September 25, 2012 – October 27, 2012
Puppets occupy a peculiar liminal space between visual art and performance. They are artistically constructed objects, often of breathtaking craft and intricacy, but they do not fulfill their purpose until they move—is the puppet itself art, or is it the tool by which art is created? The puppet moves in the space between performer and viewer, whether as a vector for communication between the two or as a buffer to prevent it. It is not alive, but it accepts the life given it by the performer; it cannot speak on its own, but when it does speak, it can say more than either audience or performer would be allowed to say on their own.

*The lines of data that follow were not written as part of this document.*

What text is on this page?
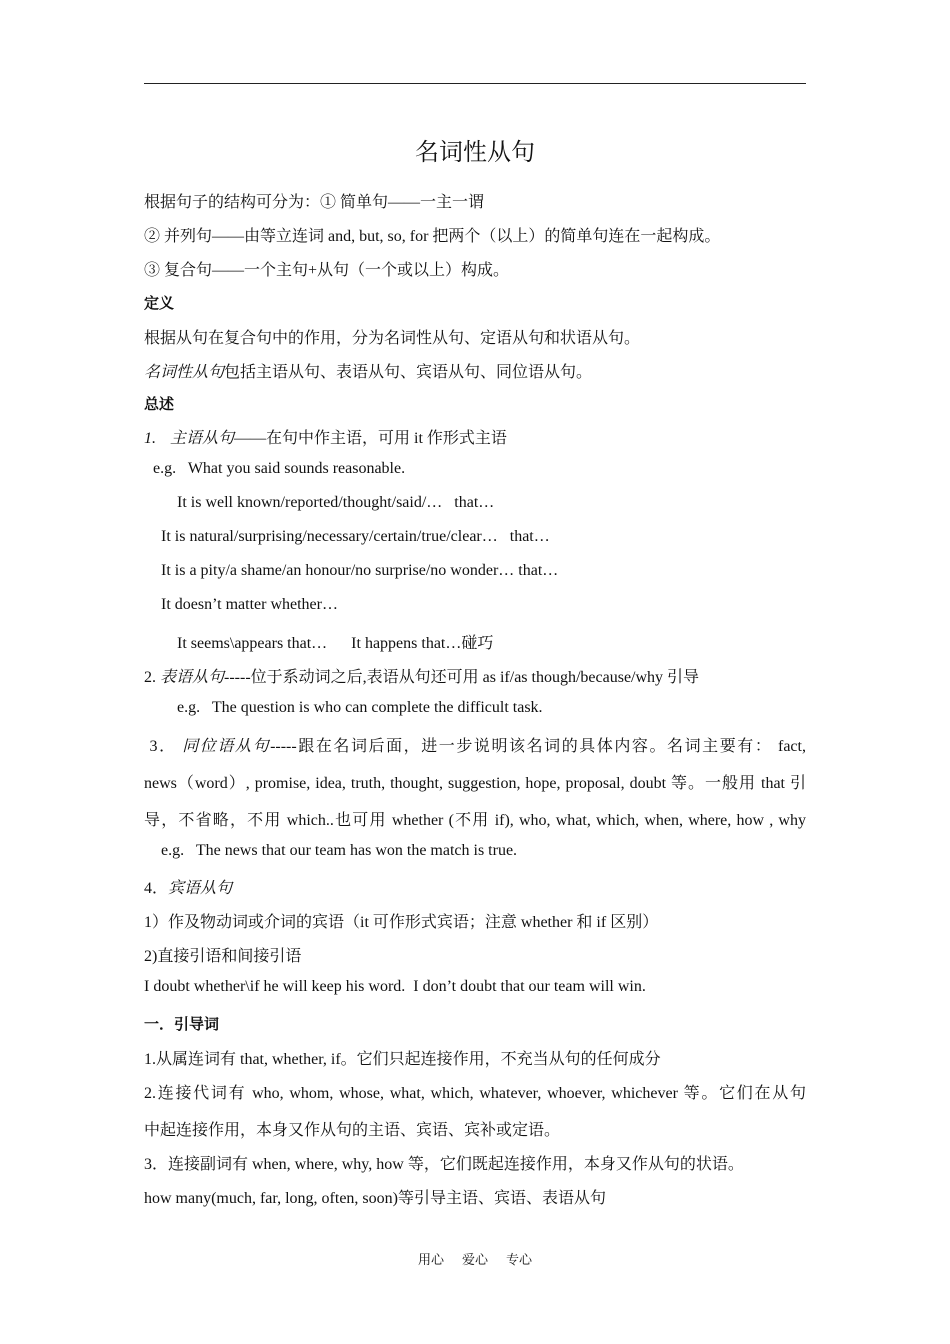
名词性从句
根据句子的结构可分为：① 简单句——一主一谓
② 并列句——由等立连词 and, but, so, for 把两个（以上）的简单句连在一起构成。
③ 复合句——一个主句+从句（一个或以上）构成。
定义
根据从句在复合句中的作用，分为名词性从句、定语从句和状语从句。
名词性从句包括主语从句、表语从句、宾语从句、同位语从句。
总述
1. 主语从句——在句中作主语，可用 it 作形式主语
e.g.   What you said sounds reasonable.
It is well known/reported/thought/said/…   that…
It is natural/surprising/necessary/certain/true/clear…   that…
It is a pity/a shame/an honour/no surprise/no wonder… that…
It doesn’t matter whether…
It seems\appears that…      It happens that…碰巧
2. 表语从句-----位于系动词之后,表语从句还可用 as if/as though/because/why 引导
e.g.   The question is who can complete the difficult task.
3． 同位语从句-----跟在名词后面，进一步说明该名词的具体内容。名词主要有： fact,
news（word）, promise, idea, truth, thought, suggestion, hope, proposal, doubt 等。一般用 that 引
导，不省略，不用 which..也可用 whether (不用 if), who, what, which, when, where, how , why
e.g.   The news that our team has won the match is true.
4．宾语从句
1）作及物动词或介词的宾语（it 可作形式宾语；注意 whether 和 if 区别）
2)直接引语和间接引语
I doubt whether\if he will keep his word.  I don’t doubt that our team will win.
一．引导词
1.从属连词有 that, whether, if。它们只起连接作用，不充当从句的任何成分
2.连接代词有 who, whom, whose, what, which, whatever, whoever, whichever 等。它们在从句
中起连接作用，本身又作从句的主语、宾语、宾补或定语。
3．连接副词有 when, where, why, how 等，它们既起连接作用，本身又作从句的状语。
how many(much, far, long, often, soon)等引导主语、宾语、表语从句
用心 爱心 专心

In The Pedagogical Puppet, Sally Smart explores these strange in-between spaces: between the art object and performance, between process and artifact, between artist and viewer. As the University of Connecticut’s 2012 Raymond and Beverly Sackler Artist-in-Residence, Smart has collaborated with artists from across the School of Fine Arts, creating a body of work that contemplates how art and performance can function through puppetry as a mode of communication. Across such diverse media as video, dance, and performance, as well as Smart’s signature cutout installations, The Pedagogical Puppet presents a body of work that never hides the process of its creation—indeed, in many ways the process is the creation.
Simultaneously vividly evocative and resistant to passive contemplation, The Pedagogical Puppet conceives of communication as a dialogue between art and its audience. The core of pedagogy is in this dialogue between teacher and student, between art and performance and audience.
The audience is invited to engage, to argue, to question—never simply to look. The puppet resides in the spaces between, but it only lives when it speaks to those who listen.